For the uninitiated, a walk-up song is that heavy metal, hip hop, or country tune that blares throughout the stadium as the player walks from the on-deck circle to the batter’s box–or, for the closer, as he jogs in from the bullpen to the mound.
We baseball fans are prone to nostalgia, and thus I miss the sight and sounds of former Cardinal Lance Berkman striding to the plate to Johnny Cash’s “God’s Gonna Cut You Down.” And what Yankees fan, when hearing Metallica’s “Enter the Sandman,” doesn’t sigh at the memory of the Mariano Rivera coming in from the bullpen for yet another save.
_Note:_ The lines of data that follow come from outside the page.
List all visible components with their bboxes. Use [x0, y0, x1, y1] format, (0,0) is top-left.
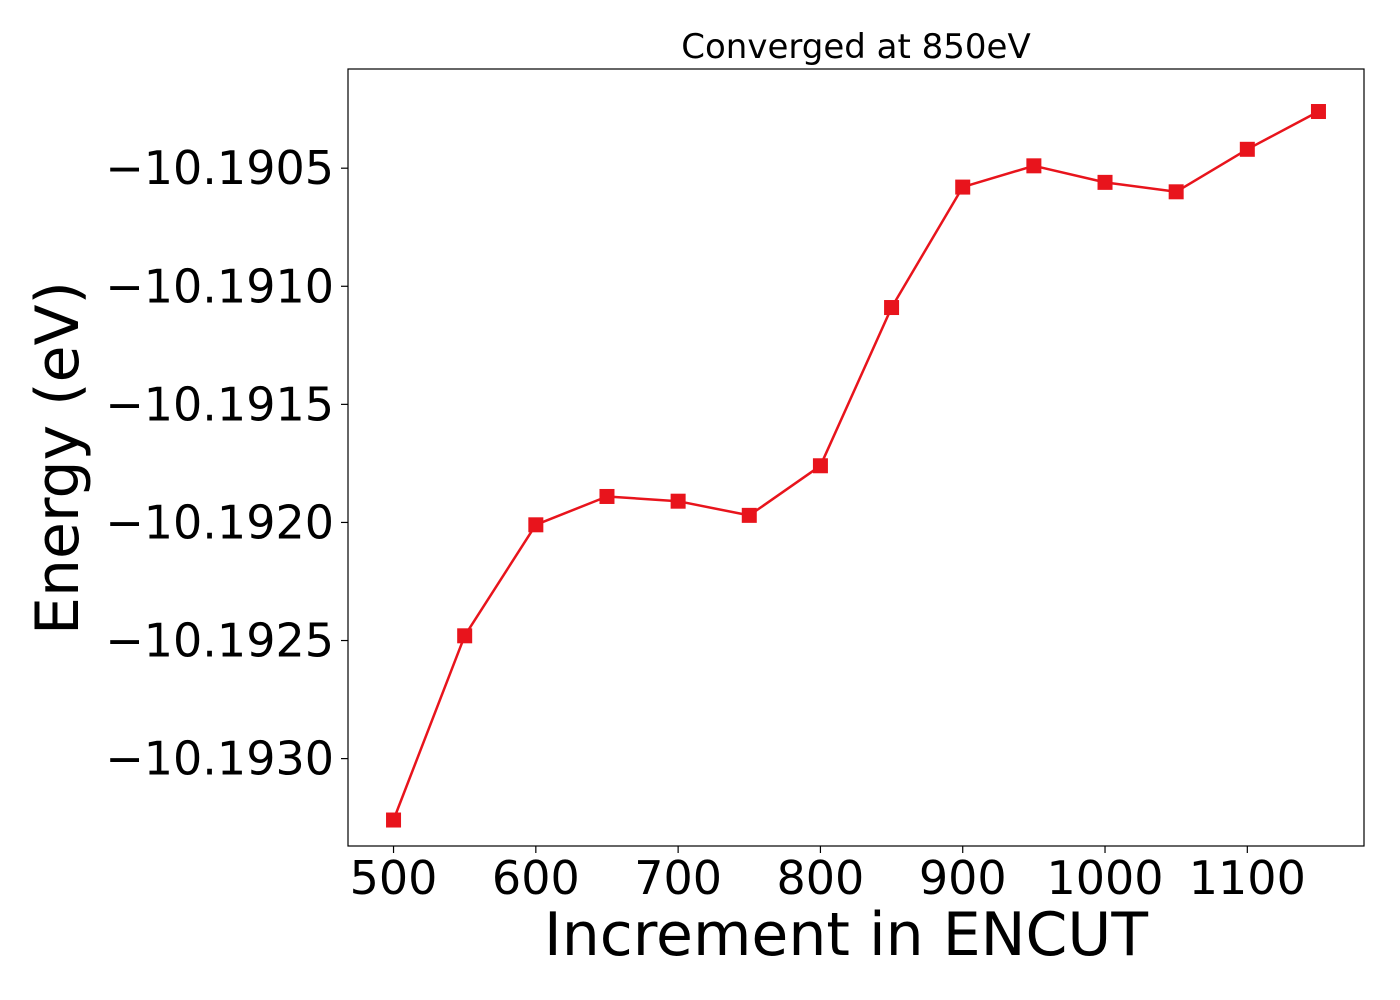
data-point-marker [955, 179, 971, 195]
data-point-marker [670, 493, 686, 509]
plot-area [347, 68, 1365, 847]
y-tick-label: −10.1910 [105, 259, 334, 313]
x-tick-label: 500 [350, 851, 438, 905]
series-layer [386, 104, 1326, 828]
data-point-marker [1239, 141, 1255, 157]
y-tick-label: −10.1925 [105, 614, 334, 668]
y-tick-label: −10.1930 [105, 732, 334, 786]
data-point-marker [528, 517, 544, 533]
data-point-marker [884, 300, 900, 316]
data-point-marker [812, 458, 828, 474]
x-tick-label: 1100 [1189, 851, 1306, 905]
x-tick-label: 1000 [1046, 851, 1163, 905]
data-point-marker [1026, 158, 1042, 174]
y-tick-label: −10.1915 [105, 377, 334, 431]
x-tick-label: 800 [777, 851, 865, 905]
x-tick-label: 700 [634, 851, 722, 905]
y-axis-label: Energy (eV) [23, 281, 93, 635]
data-point-marker [599, 488, 615, 504]
data-point-marker [386, 812, 402, 828]
data-point-marker [1097, 174, 1113, 190]
y-tick-label: −10.1905 [105, 141, 334, 195]
data-point-marker [741, 507, 757, 523]
data-point-marker [457, 628, 473, 644]
series-line [392, 110, 1320, 821]
x-axis-label: Increment in ENCUT [544, 900, 1148, 970]
data-point-marker [1310, 104, 1326, 120]
y-tick-label: −10.1920 [105, 495, 334, 549]
x-tick-label: 900 [919, 851, 1007, 905]
y-axis: −10.1930 −10.1925 −10.1920 −10.1915 −10.1910… [105, 141, 348, 786]
chart-title: Converged at 850eV [681, 27, 1030, 67]
x-tick-label: 600 [492, 851, 580, 905]
data-point-marker [1168, 184, 1184, 200]
x-axis: 500 600 700 800 900 1000 1100 [350, 846, 1306, 905]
Here’s a link to the Top Ten entrance songs for closers, which includes retired Cardinals closer Al “Mad Hungarian” Hrabosky, whose entrance song was –ready?–“Hungarian Rhapsody No. 2” by Franz Liszt. I promise.
Sadly, we writers don’t get walk-up songs. Which is not to say we don’t dream of playing in the Majors, and more than one of us has fantasized about our own baseball card, Will Shakespeare included. Indeed, there are rumors that the Bard confided to friends that if he could ever pitch relief in the Big Leagues his entrance song would be Thomas Bateson’s “First Set of English Madrigales.”
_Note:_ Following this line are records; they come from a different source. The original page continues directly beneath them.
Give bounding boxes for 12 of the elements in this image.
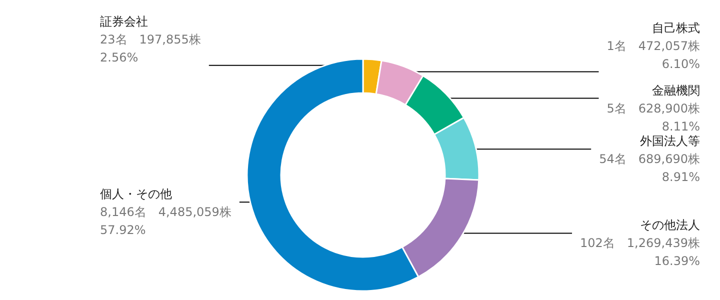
data-label: 8,146名 4,485,059株 57.92% [100, 205, 232, 238]
data-label: 5名 628,900株 8.11% [606, 101, 700, 134]
data-label: 102名 1,269,439株 16.39% [580, 236, 700, 268]
slice-label: その他法人 [640, 218, 700, 232]
data-label: 54名 689,690株 8.91% [599, 152, 700, 184]
slice-label: 個人・その他 [100, 187, 172, 202]
slice-label: 外国法人等 [640, 134, 700, 148]
slice-label: 証券会社 [100, 14, 148, 28]
slice-label: 自己株式 [652, 20, 700, 35]
slice-label: 金融機関 [652, 83, 700, 98]
data-label: 23名 197,855株 2.56% [100, 32, 201, 64]
data-label: 1名 472,057株 6.10% [606, 38, 700, 71]
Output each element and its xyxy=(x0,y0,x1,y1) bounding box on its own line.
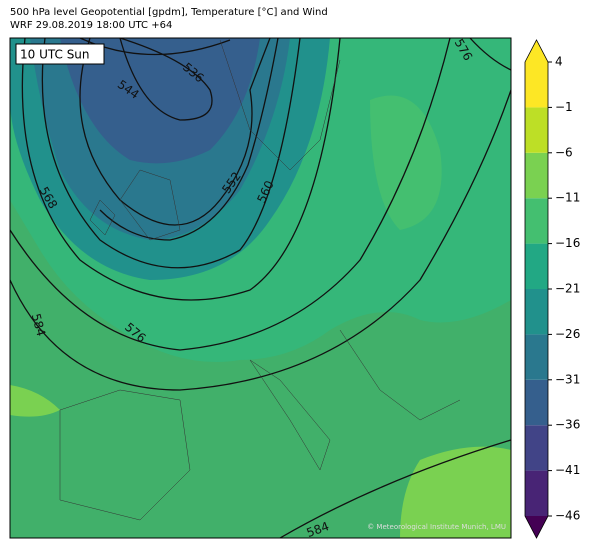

All of which got me thinking about great characters in literature. What would Hamlet select for his walk-up song? Or Nancy Drew? Or Captain Ahab? Or Madame Bovary?
If a Google search turns up hundreds of “Top 10 Walk-Up Songs for Baseball Players,” why not at least one for fictional characters? Some of the choices are perhaps too obvious, such as Satan from Milton’s Paradise Lost, apparently a Mick Jagger groupie who insists that his walk-up song be “Sympathy for the Devil.” So, too, Hester Prynne of Hawthorne’s The Scarlet Letter was rumored to be a big fan of Aretha Franklin’s “Respect.”
But I’m willing to give it a shot–at least for the first five fictional characters. I’m hoping some of you out there can help pump the list up to ten.
Here are my 5:
- Iago (of Othello): “Bad to the Bone” by George Thorogood
- Elizabeth Bennet (of Pride and Prejudice): “King of Anything” by Sara Bareilles
- Holden Caulfield (of Catcher in the Rye): “(I Can’t Get No) Satisfaction” by the Rolling Stones
- Jay Gatsby (of The Great Gatsby): “Mo Money Mo Problems” by The Notorious B.I.G. (with Puff Daddy)
- Stephen Dedalus (of Portrait of the Artist as a Young Man): “Learning to Fly” by Tom Petty and the Heartbreakers
Now your turn. The possibilities are endless–and fun to contemplate. You a mystery fan? Your choices include Miss Marple, Sherlock Holmes, Hercule Poirot, Nero Wolfe, Harry Bosch, and, of course, Rachel Gold. American literature your thing? There’s always Huck Finn. Or even Moby Dick. World literature includes Anna Karenina, Emma Woodhouse, and Sancho Panza. And there’s science fiction, and there’s romance, and there’s Young Adult. And then there’s that group of characters I think of as low-hanging fruit, including Gregor Samsa (of Kafka’s The Metamorphosis) and Charlotte (of Charlotte’s Web).
So pick a favorite character, pick that character’s walk-up song, and let us know.